LETTERS – Let’s not forget the pensioners

The state pension age is currently 66, with plans already in place to increase this to 67 between 2026-2028, and to 68 between 2044-2046.

However, recent reports suggest that the government is looking to bring in the rise much sooner.

The National Pensioners Convention is fundamentally opposed to further rises in the state pension age.

It is claimed that the Treasury wants the rise to 68 to come in as early as 2037 or potentially earlier. The government’s plan of linking the state pension age to average life expectancy doesn’t make any sense, as the latest research shows that rises in life expectancy have now come to a halt and health inequalities are rising.

Example, men in Richmond-on-Thames will, on average, live healthily until the age of 71, while for men in Blackpool, a healthy life expectancy is just 53 years, meaning they will wait in bad health, unable to work for more than a decade, before qualifying for their state pension.
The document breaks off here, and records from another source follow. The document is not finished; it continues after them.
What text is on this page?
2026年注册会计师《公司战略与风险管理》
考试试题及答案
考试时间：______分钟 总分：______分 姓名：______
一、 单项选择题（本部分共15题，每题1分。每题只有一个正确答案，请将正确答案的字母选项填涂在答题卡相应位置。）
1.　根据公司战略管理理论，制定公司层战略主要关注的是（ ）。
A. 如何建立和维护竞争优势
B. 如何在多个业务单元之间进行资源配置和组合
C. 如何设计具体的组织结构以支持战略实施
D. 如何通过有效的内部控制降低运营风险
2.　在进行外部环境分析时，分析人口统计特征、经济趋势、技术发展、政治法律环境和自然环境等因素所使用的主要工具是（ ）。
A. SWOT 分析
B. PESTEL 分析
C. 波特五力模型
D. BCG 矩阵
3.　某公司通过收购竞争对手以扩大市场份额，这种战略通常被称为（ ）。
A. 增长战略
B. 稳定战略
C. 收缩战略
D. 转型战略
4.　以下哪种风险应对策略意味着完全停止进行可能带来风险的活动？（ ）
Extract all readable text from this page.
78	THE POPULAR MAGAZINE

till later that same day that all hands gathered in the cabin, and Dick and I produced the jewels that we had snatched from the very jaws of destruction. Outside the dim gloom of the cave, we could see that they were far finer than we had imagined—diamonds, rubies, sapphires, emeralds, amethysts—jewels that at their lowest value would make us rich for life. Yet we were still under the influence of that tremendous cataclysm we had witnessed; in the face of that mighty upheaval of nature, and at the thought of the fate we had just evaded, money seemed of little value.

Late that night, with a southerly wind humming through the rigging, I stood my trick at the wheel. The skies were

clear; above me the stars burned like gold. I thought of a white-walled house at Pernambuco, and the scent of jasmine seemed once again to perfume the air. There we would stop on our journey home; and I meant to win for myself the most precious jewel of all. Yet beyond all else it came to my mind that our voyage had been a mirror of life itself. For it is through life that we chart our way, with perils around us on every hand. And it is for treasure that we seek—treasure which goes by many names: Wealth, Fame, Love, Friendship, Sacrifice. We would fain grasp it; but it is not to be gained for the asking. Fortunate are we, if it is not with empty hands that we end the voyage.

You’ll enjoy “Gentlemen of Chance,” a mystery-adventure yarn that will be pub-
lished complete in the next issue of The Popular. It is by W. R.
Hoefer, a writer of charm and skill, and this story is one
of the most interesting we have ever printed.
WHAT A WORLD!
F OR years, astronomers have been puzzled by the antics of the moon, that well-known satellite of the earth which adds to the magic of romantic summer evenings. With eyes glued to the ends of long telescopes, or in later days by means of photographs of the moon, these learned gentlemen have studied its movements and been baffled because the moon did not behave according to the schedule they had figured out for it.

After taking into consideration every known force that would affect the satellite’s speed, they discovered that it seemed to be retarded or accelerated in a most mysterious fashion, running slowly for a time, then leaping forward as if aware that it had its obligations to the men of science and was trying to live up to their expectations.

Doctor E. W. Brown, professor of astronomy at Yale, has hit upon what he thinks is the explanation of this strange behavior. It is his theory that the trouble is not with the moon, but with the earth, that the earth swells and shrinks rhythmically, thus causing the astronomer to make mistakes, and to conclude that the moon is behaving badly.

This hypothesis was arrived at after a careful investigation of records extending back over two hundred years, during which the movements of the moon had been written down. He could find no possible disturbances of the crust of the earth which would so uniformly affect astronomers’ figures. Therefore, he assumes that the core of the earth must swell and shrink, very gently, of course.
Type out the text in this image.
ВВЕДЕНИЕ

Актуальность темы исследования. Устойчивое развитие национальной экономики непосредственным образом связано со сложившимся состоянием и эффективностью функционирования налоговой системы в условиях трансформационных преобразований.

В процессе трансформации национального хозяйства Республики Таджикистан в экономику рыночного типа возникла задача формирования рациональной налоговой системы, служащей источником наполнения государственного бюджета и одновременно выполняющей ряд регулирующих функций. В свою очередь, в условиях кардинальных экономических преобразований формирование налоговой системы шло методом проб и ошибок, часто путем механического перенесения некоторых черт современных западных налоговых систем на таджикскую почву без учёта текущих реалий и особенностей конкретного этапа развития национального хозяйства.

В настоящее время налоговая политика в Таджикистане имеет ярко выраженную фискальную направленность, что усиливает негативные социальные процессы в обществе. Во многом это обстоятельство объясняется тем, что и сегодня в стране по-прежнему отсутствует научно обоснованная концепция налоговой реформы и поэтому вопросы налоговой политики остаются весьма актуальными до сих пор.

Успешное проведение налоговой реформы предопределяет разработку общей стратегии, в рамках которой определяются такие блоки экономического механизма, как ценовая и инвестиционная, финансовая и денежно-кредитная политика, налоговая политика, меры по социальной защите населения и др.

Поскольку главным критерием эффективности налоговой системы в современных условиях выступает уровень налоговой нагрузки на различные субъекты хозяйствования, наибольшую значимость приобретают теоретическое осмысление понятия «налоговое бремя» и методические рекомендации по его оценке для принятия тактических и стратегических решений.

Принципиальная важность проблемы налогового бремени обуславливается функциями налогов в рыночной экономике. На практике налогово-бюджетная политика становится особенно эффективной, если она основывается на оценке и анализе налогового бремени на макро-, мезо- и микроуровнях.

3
Life expectancy for men in Blackpool is 74-1 years and for women is 79 (2018-2020), both lower than national averages.

Not everyone will be able to keep working up to the SPA either through ill health or unemployment. Groups like family carers and disabled workers are particularly vulnerable and many will find they are too old for work, but too young to retire.

3.5 million people aged between 50 and 64 are out of the workforce already.

Many of them are in poor health and with few savings by the time they reach state pension age.
Millions of future workers will rely solely on the state pension to fund their retirement, so raising the SPA means that they will end up working longer, paying more and getting less out.

The NPC believes that the SPA should be 65 for men and women, with a view to reducing it further.

Let us not forget, pensioners were workers once and workers are the pensioners of the future.